Linear Transformation of a vector from $R^3$ to $R^2$

Question

Consider the basis $S =\{v_1,v_2,v_3\} $ for $R^3$ where $v_1=(1,1,1), v_2=(1,1,0) ,v_3=(1,0,0) $. T is a linear transformation from $R^3$ to $R^2$ such that $T (v_1)=(1,0), T(v_2)= (2,-1) , T(v_3)= (4,3) $. Then $T(2,-3,5)$ is- ?

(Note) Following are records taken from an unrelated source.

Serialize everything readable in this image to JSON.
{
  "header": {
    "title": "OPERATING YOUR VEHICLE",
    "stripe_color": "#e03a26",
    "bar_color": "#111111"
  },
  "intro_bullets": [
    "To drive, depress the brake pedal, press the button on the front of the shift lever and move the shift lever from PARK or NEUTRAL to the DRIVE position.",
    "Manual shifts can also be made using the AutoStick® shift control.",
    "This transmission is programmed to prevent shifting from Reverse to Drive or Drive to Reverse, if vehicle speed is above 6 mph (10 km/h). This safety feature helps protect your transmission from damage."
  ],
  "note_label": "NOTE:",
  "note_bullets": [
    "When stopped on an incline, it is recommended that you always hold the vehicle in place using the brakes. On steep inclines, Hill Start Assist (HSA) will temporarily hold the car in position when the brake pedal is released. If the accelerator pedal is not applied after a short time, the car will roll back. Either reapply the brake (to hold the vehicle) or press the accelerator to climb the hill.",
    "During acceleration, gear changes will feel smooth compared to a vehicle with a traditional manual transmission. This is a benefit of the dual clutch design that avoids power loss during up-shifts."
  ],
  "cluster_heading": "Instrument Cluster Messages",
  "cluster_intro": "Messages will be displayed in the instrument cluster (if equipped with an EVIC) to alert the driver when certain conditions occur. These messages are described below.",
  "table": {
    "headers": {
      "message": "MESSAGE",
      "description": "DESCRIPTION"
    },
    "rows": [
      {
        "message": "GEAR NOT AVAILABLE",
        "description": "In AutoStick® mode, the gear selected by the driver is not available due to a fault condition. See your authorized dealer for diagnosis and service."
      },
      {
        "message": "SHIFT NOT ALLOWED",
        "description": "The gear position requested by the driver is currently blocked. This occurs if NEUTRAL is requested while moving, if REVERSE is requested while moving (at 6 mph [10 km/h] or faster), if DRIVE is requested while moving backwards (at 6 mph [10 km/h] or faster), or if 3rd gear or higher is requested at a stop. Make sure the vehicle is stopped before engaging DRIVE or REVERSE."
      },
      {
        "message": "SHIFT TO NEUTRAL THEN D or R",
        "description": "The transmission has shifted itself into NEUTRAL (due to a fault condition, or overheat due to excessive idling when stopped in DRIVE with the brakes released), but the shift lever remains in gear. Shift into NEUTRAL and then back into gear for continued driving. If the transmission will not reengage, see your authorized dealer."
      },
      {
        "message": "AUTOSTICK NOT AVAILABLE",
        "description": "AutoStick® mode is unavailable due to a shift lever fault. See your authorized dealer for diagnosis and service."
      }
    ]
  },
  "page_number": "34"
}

I am familiar with the concept of linear transformation and I was thinking of first finding the matrix of transformation. But the question gives no information about the basis of $R^2$ but does for $R^3$. However I tried with the basis $(1,0)$ and $(0,1) $ but my answer doesn't match with any of the options.

Answer 1

Since$$(2,-3,5)=5v_1-8v_2+5v_3,$$then $T(2,-3,5)=\cdots$?

Answer 2

As shown in José’s answer, you want to find $(2,-3,5)$ as a linear combination of $v_1, v_2$, and $v_3$. That is, you want to find a solution to

$$\begin{bmatrix} | & | & | \\ v_1 & v_2 & v_3 \\ | & | & | \end{bmatrix}\begin{bmatrix} x_1 \\ x_2 \\ x_3\end{bmatrix} = \begin{bmatrix} 2\\-3\\5\end{bmatrix}.$$

Let $A$ be the matrix above with the $v_i$ as its columns. Since the $v_i$ form a basis, that means that $A$ must be invertible, and thus the solution is given by $x = A^{-1}(2,-3,5)^T$. Fortunately, in this case the inverse is fairly easy to find.

Now that you have your linear combination, you can proceed with José’s hint.